The Painful Truth  has reached out to Dixon Cartwright and inquired as to why he is shuttering the doors of the Journal after 21 years of providing all the churches a forum in which to express themselves. The following is the reply back I received. 


Well, James. You asked why are we (Dixon and Linda Cartwright) shutting down The Journal. Our last planned issue will be dated January 2018 and mailed out in early February.

We’re getting along in years. The same month The Journal turns 21 I will turn 71. I had a heart attack in 2011 and haven’t had the same level of energy since then that I used to have. I no longer have exactly the same reasons for publishing The Journal that I used to have. I started The Journal because my friend John Robinson shut down his paper called In Transition. I tried to get John to keep it going by giving or selling it to me. Our negotiations in that regard fell apart and we could come to no agreement. So when he stopped publishing his paper in January 1997 I started The Journal in February 1997.

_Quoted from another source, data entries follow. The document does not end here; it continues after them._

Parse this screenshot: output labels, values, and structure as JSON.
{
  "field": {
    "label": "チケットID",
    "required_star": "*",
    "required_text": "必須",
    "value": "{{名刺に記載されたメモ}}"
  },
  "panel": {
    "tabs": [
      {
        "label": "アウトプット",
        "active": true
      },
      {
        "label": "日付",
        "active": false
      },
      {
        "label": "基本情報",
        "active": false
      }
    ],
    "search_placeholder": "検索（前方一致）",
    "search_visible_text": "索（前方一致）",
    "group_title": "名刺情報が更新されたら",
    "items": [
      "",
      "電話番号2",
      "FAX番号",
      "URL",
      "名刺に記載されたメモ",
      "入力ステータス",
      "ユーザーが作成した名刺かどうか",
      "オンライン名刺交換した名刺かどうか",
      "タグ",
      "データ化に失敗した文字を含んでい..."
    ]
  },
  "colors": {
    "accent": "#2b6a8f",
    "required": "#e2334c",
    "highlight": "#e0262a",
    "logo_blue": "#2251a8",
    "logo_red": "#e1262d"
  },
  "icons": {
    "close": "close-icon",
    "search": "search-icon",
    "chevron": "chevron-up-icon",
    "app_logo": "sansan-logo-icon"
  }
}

My original intent for my newspaper was to help people maintain contact with other COG Christians across the boundaries of the various COG groups and also to provide a forum. We were kind of like a blog before there were blogs. We were different from In Transition in that John’s aim was to have two of his trusted friends check out articles before they were published in In Transition for correctness of doctrine. The friends were Ron Dart and Leon Walker. I did not share the view with John that that was an appropriate consideration for my newspaper. Rather, I welcomed creative essays, even those advocating unorthodox versions of doctrines, and did not feel the need to make sure they were correct or for me to agree with them. As a result, we printed many such opinion pieces — editorials, letters, essays — with many of them disagreeing with each other, frequently in the same issue of The Journal. My main consideration was that writers deal politely with each other in their doctrinal and political discussions, especially since people with different interpretations of Scripture can reasonably prove their varying doctrines from the Bible.

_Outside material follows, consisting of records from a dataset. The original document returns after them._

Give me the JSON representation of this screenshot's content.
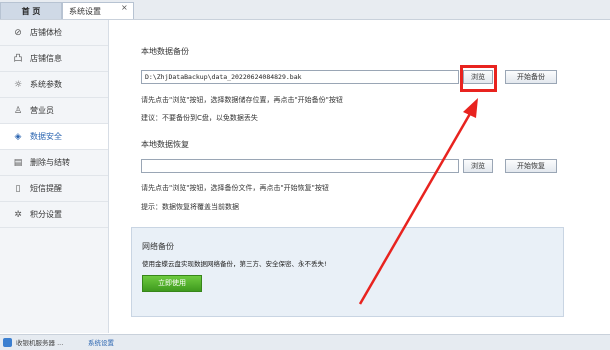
{
  "tabs": {
    "home": "首 页",
    "settings": "系统设置",
    "close": "×"
  },
  "sidebar": {
    "items": [
      {
        "icon": "shield-check-icon",
        "glyph": "⊘",
        "label": "店铺体检"
      },
      {
        "icon": "store-icon",
        "glyph": "凸",
        "label": "店铺信息"
      },
      {
        "icon": "gear-icon",
        "glyph": "☼",
        "label": "系统参数"
      },
      {
        "icon": "user-icon",
        "glyph": "♙",
        "label": "营业员"
      },
      {
        "icon": "security-shield-icon",
        "glyph": "◈",
        "label": "数据安全"
      },
      {
        "icon": "delete-icon",
        "glyph": "▤",
        "label": "删除与结转"
      },
      {
        "icon": "phone-icon",
        "glyph": "▯",
        "label": "短信提醒"
      },
      {
        "icon": "points-icon",
        "glyph": "✲",
        "label": "积分设置"
      }
    ],
    "active_index": 4
  },
  "backup": {
    "title": "本地数据备份",
    "path": "D:\\ZhjDataBackup\\data_20220624084829.bak",
    "browse": "浏览",
    "start": "开始备份",
    "hint1": "请先点击\"浏览\"按钮，选择数据储存位置，再点击\"开始备份\"按钮",
    "hint2": "建议：不要备份到C盘，以免数据丢失"
  },
  "restore": {
    "title": "本地数据恢复",
    "path": "",
    "browse": "浏览",
    "start": "开始恢复",
    "hint1": "请先点击\"浏览\"按钮，选择备份文件，再点击\"开始恢复\"按钮",
    "hint2": "提示：数据恢复将覆盖当前数据"
  },
  "network": {
    "title": "网络备份",
    "desc": "使用金蝶云盘实现数据网络备份，第三方、安全保密、永不丢失!",
    "button": "立即使用"
  },
  "statusbar": {
    "text": "收银机服务器 ...",
    "link": "系统设置"
  },
  "colors": {
    "highlight": "#e8231f",
    "accent": "#2a64b0",
    "green": "#4caf2a"
  }
}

In the beginning I believed my publication, at least my reason for publishing, was almost a necessity: if not a necessity then something that I thought would be a worthy service to the brethren. I still think that it is a worthy service, but not a necessity. Thinking The Journal was almost a necessity was presumptuous and naive. I can further make this point by mentioning my opinion about salvation. I no longer believe salvation is fragile, so to speak. I don’t think Christians or other religious people must get their religion exactly right for them to enjoy eternal life and blissful consciousness in the Kingdom or heaven or whatever the goal happens to be. I do not think God, whatever is the exact nature and definition of God, would set things up that way. Some of my opinion about this is implied in the series I started in 2011 about the Bible canon. I’m still active in a COG (actually, more than one COG) and consider myself a COG member, but I’m not the same kind of a Christian I was in 1997.

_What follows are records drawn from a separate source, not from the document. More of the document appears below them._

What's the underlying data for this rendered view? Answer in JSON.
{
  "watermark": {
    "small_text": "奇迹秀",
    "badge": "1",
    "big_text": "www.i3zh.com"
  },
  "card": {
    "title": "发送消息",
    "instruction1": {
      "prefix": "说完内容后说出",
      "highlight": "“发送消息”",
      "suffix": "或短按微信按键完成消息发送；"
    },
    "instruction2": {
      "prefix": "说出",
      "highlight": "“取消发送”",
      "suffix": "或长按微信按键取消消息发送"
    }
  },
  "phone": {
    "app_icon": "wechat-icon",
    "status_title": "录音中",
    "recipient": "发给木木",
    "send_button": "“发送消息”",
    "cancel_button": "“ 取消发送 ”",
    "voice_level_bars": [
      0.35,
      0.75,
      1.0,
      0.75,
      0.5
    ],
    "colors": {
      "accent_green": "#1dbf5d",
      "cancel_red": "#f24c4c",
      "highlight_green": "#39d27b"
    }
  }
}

I do get some flak from some of the anti-Armstrongism bloggers for supposedly being an “enabler,” as one of my critics likes to say. (He also likes to say I’m insane.) However, I’m not trying to enable anybody. I’m trying to provide a forum and an avenue for fellowship. I’m not concerned about supporting or refuting, for example, Herbert Armstrong or other preachers. If I enable people to communicate and fellowship and voice their opinions, then I guess by definition I am some kind of enabler. Bye.